Abstract
Background: There is a lack of evidence regarding the impact of body weight on the safety of surgical abortion.
Study design: We performed a systematic review and meta-analysis of observational studies reporting the effects of obesity on perioperative anaesthetic and surgical outcomes during surgical abortion. Analytical observational studies examining individuals undergoing surgical abortion up to 28 weeks gestation were eligible for inclusion if they reported perioperative anaesthetic or surgical outcomes in participants with body mass index (BMI) in two groups: BMI < 30 kg/m2 and BMI ≥ 30 kg/m2. Sub-analyses were performed comparing outcomes in those with BMI < 30 kg/m2 and ≥ 40 kg/m2.
Results: Eight retrospective cohort studies were included, comprising 9912 obese and 31 672 non-obese participants. 1770 participants had BMI ≥ 40 kg/m2 and only 71 had BMI ≥ 50 kg/m2. BMI ≥ 30 kg/m2 was not associated with an increase in major surgical adverse outcomes (RR [95% CIs] 1.16 [0.83-1.62]) compared to BMI < 30 kg/m2. BMI ≥ 40 kg/m2 was associated with increased risk of major complications (RR [95% CIs] 2.60 [1.28-5.28]) based on low-quality evidence from two studies on second-trimester surgical abortion.
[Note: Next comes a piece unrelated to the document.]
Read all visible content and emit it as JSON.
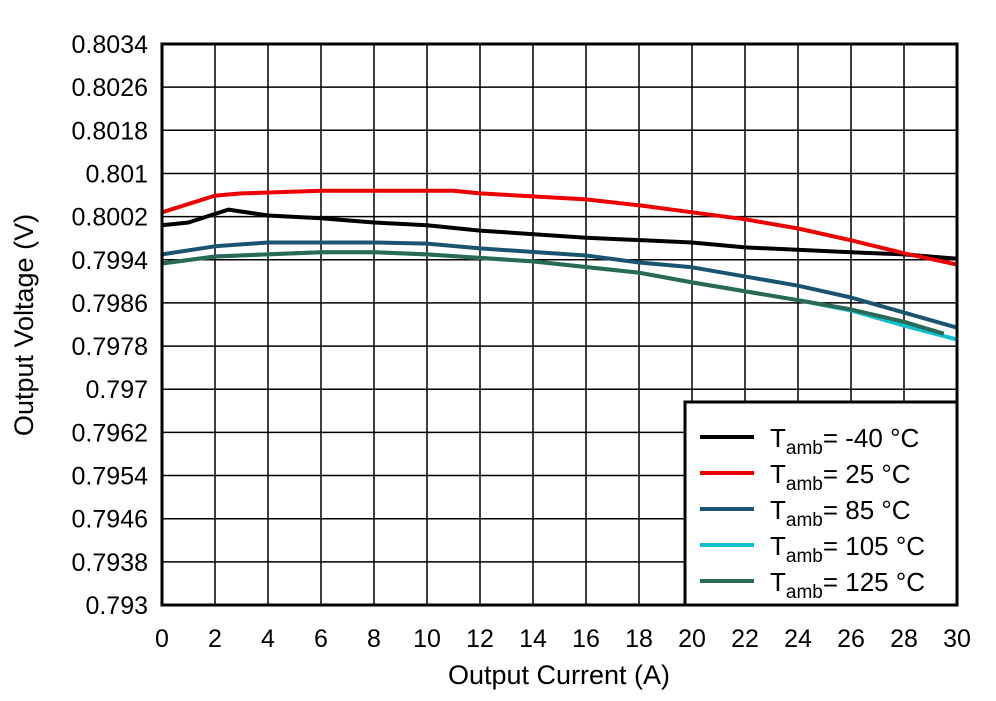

Anaesthetic adverse outcomes were rare and not increased by BMI ≥ 30 kg/m2 (RR [95% CIs] 1.02 [0.50-2.06]) or BMI ≥ 40 kg/m2 (RR [95% CIs] 2.0 [0.55-7.24]).
Conclusions: Anaesthetic and surgical risks are not increased by BMI ≥ 30 kg/m2. Individuals with BMI ≥ 40 kg/m2 may have increased risk of major surgical complications. The lack of sufficient data on those in the BMI ≥ 40 kg/m2 and BMI ≥ 50 kg/m2 categories underscores the need for further research to ensure high-quality abortion care for this population.